Exemple concret : Claire a demandé le divorce pour faute à cause d’une liaison de son mari Paul. En cours de procédure, Paul et Claire conviennent ensemble que leur mariage est terminé mais ne s’entendent pas encore sur la garde des enfants ni sur la prestation compensatoire. Ils demandent au juge que le divorce soit prononcé pour acceptation du principe de la rupture du mariage : le juge constate qu’ils sont d’accord pour mettre fin au mariage (donc il prononce le divorce sur cette base) et, séparément, tranche ou organise la résolution des questions liées aux enfants et au partage.
- S’applique lorsque le divorce a été demandé pour faute ou pour altération définitive du lien conjugal.
- Les époux peuvent formuler cette demande à tout moment de la procédure.
- La demande consiste à reconnaître d’un commun accord le principe de la rupture du mariage (ils acceptent que le mariage prenne fin).
- Cette acceptation porte sur le principe de la rupture et non nécessairement sur ses conséquences : si les conséquences ne sont pas réglées, le juge devra les déterminer.

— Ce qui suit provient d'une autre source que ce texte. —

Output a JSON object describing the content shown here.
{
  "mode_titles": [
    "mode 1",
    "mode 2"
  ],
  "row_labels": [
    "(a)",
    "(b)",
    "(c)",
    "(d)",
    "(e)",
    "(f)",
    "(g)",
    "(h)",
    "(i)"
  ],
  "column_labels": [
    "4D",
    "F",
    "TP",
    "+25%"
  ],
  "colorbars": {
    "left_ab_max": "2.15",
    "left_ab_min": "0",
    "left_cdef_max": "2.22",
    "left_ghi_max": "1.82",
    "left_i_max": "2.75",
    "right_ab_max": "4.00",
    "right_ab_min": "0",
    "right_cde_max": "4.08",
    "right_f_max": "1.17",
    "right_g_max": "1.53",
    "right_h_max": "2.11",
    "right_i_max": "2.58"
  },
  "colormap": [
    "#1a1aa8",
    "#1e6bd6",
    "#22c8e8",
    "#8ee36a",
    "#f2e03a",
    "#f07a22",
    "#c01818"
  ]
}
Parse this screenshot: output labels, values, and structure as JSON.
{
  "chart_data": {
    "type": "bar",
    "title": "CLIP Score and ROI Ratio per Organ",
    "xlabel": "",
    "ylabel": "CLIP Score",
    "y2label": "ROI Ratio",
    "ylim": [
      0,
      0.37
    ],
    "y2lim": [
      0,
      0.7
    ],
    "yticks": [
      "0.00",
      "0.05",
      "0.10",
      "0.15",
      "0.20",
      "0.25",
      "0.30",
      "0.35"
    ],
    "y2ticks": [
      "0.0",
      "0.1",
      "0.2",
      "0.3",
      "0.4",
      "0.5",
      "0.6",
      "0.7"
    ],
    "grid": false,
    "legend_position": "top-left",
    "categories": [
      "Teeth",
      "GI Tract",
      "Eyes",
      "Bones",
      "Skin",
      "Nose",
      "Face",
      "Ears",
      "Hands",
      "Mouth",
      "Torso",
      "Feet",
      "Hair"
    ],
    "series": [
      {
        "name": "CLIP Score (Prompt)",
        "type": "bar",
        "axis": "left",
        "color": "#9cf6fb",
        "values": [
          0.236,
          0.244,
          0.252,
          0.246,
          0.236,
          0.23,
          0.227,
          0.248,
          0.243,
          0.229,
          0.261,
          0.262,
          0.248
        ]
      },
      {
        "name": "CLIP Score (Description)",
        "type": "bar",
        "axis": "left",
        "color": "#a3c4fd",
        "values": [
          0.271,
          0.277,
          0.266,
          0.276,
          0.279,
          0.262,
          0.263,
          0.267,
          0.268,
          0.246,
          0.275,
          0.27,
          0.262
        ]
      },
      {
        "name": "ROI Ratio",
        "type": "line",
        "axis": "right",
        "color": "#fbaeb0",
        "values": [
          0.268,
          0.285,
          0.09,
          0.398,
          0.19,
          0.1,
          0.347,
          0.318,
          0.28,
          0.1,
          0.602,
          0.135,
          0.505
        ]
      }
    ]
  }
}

- Le prononcé du divorce sur le fondement de l’acceptation évite de poursuivre la preuve ou la discussion sur la faute ou l’altération du lien dès lors que les époux sont d’accord sur le principe.
- Ce mécanisme est distinct du divorce par consentement mutuel qui suppose un accord complet sur les effets du divorce ; ici, seuls les époux acceptent que le mariage cesse, pas obligatoirement les modalités de la séparation.